Abstract
Chirality, an intrinsic handedness, is one of the most intriguing fundamental phenomena in nature. Materials composed of chiral molecules find broad applications in areas ranging from nonlinear optics and spintronics to biology and pharmaceuticals. However, chirality is usually an invariable inherent property of a given material that cannot be easily changed at will. Here, we demonstrate that ferroelectric nanodots support skyrmions the chirality of which can be controlled and switched. We devise protocols for realizing control and efficient manipulations of the different types of skyrmions. Our findings open the route for controlled chirality with potential applications in ferroelectric-based information technologies.
Highlights
Chirality, an intrinsic handedness, is one of the most intriguing fundamental phenomena in nature
A fundamental asymmetry property describing systems that are distinguishable from their mirror images, remains in the focus of modern science[1,2,3,4], and chiral materials find diverse applications[5,6,7,8]
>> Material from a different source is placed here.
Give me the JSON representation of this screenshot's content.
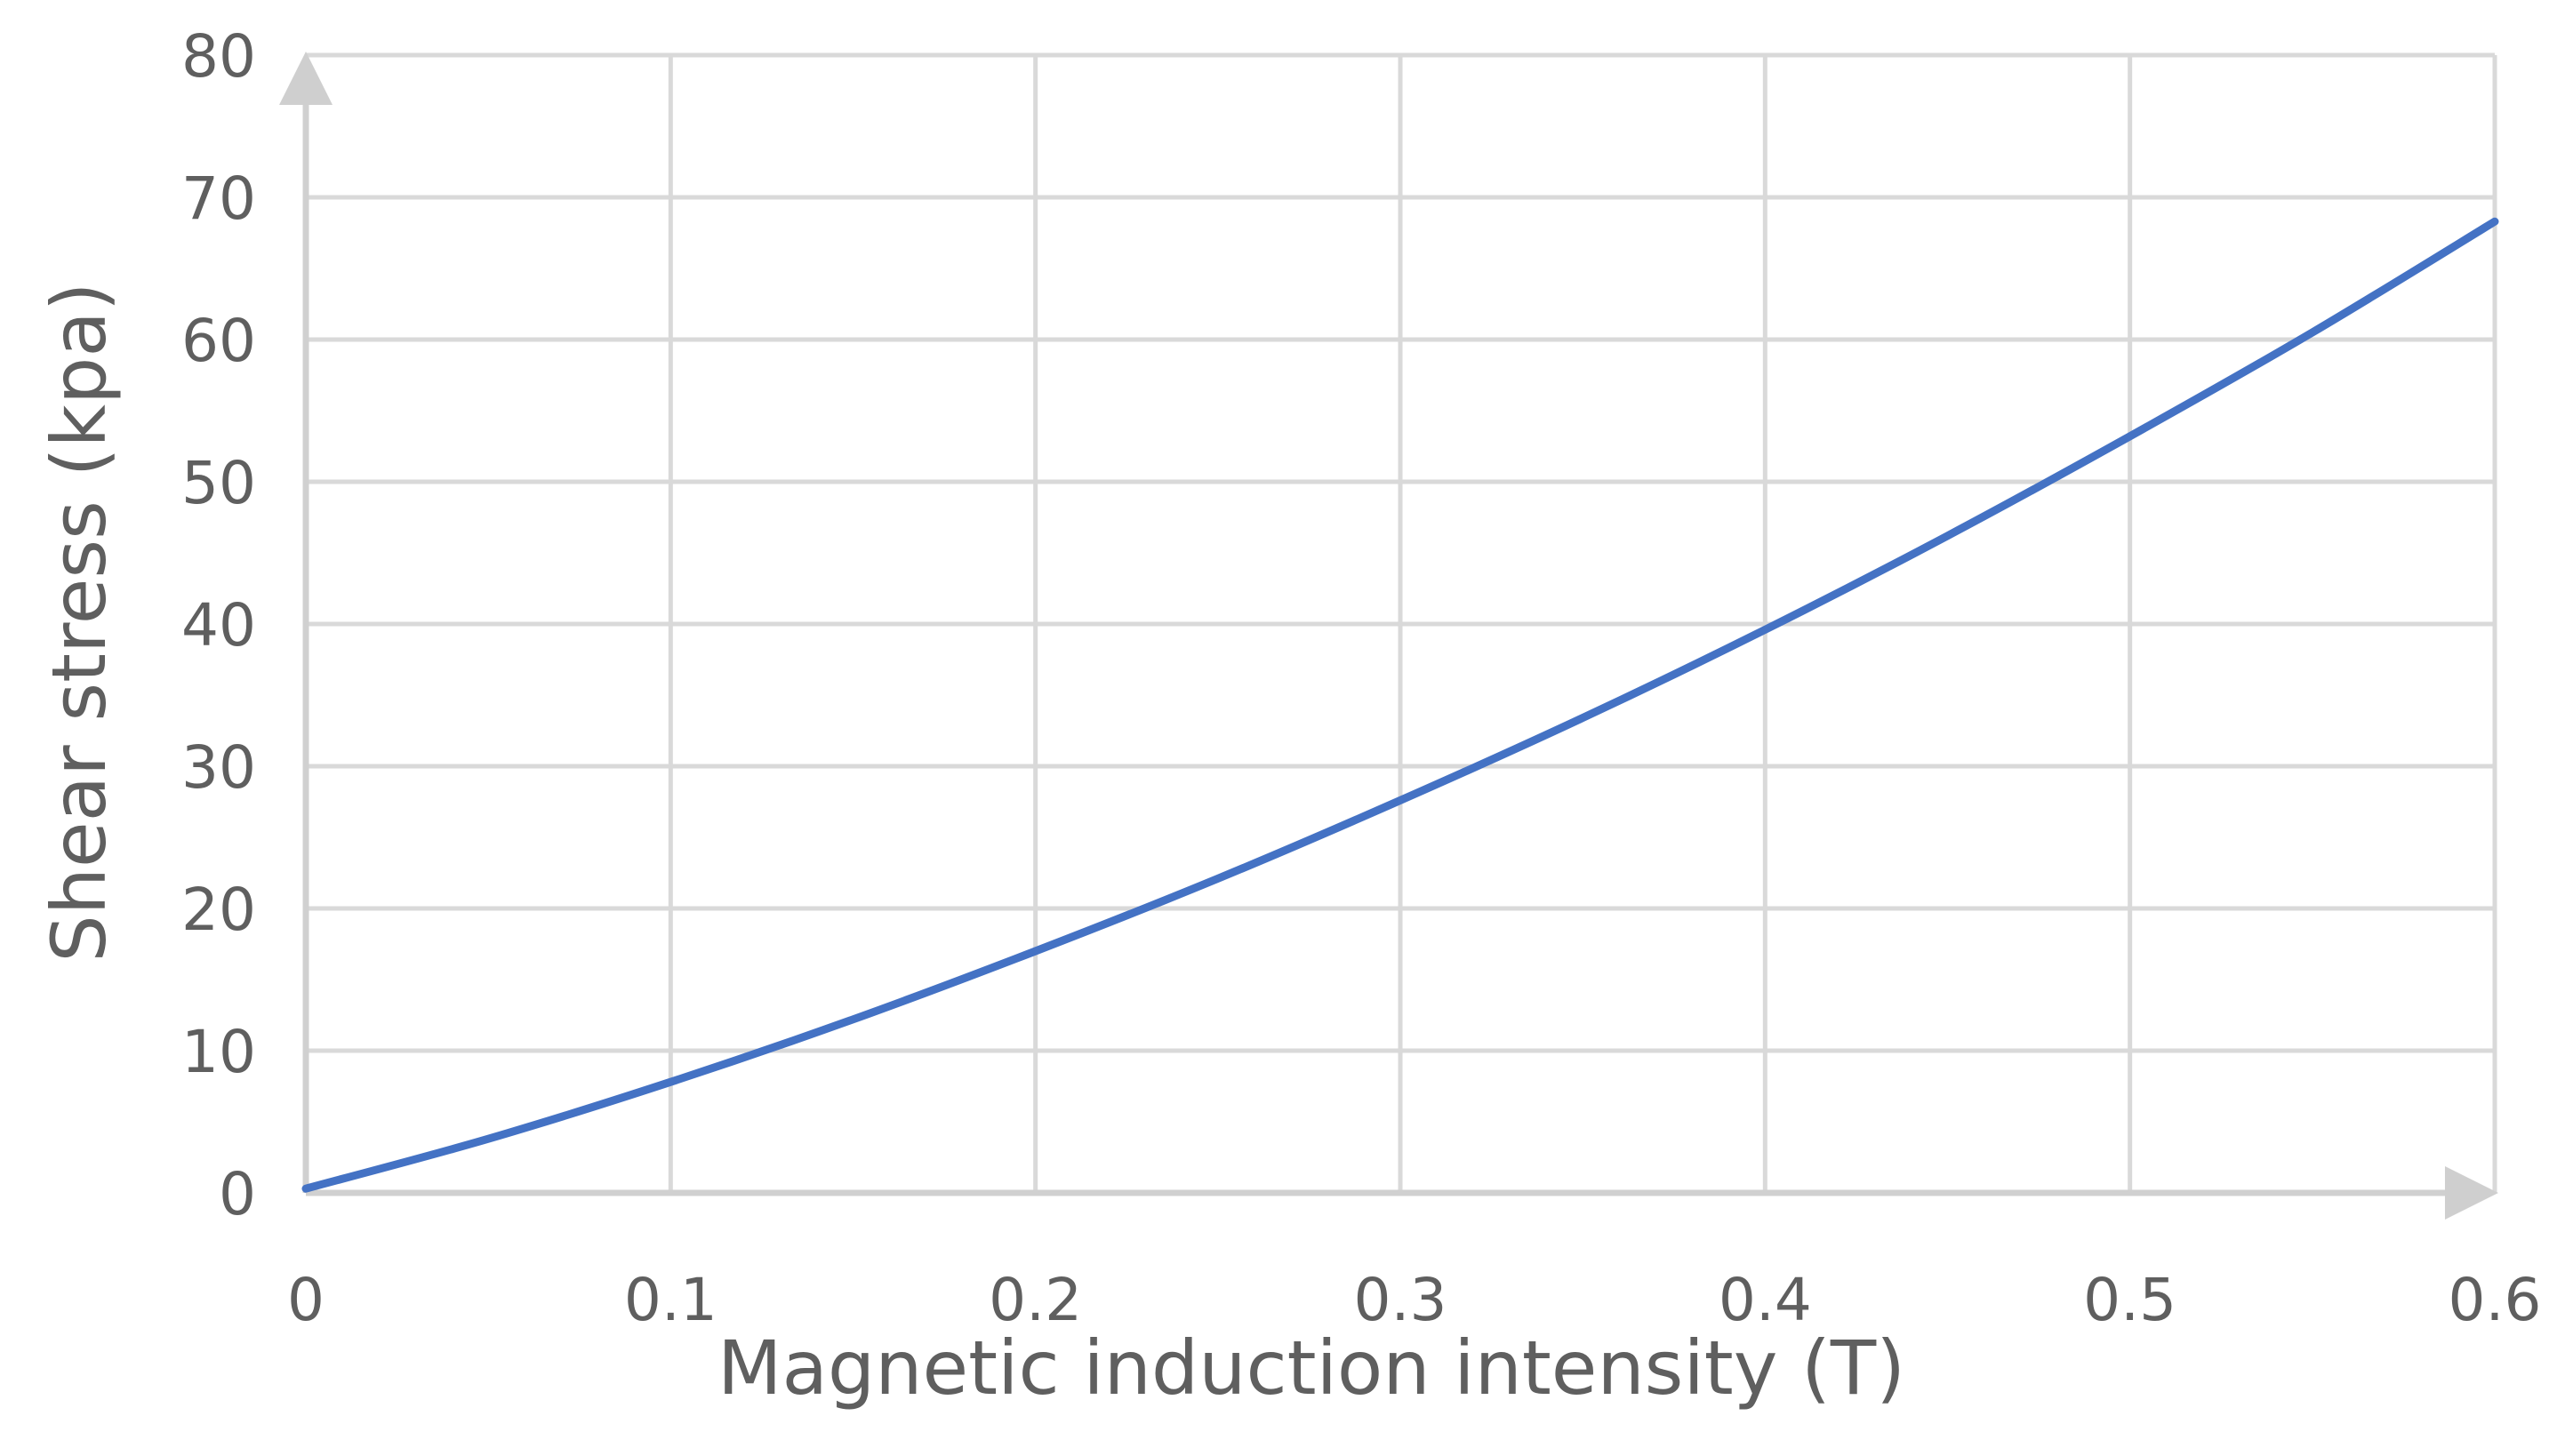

A pre-defined chiral symmetry is absent in ferroelectric materials, they were recently found to host a wealth of chiral topological excitations, including Bloch domain walls[16,17,18,19], coreless vortices with a skyrmion structure[20,21,22], single skyrmions[23,24], skyrmion lattices[25], and Hopfions[26]
Summary
An intrinsic handedness, is one of the most intriguing fundamental phenomena in nature. The precise distribution of the chiralities in the Bloch domain walls in the initial state depends on which random paraelectric configuration was quenched, but does not affect the polarization evolution after the initial poling in a large electric field.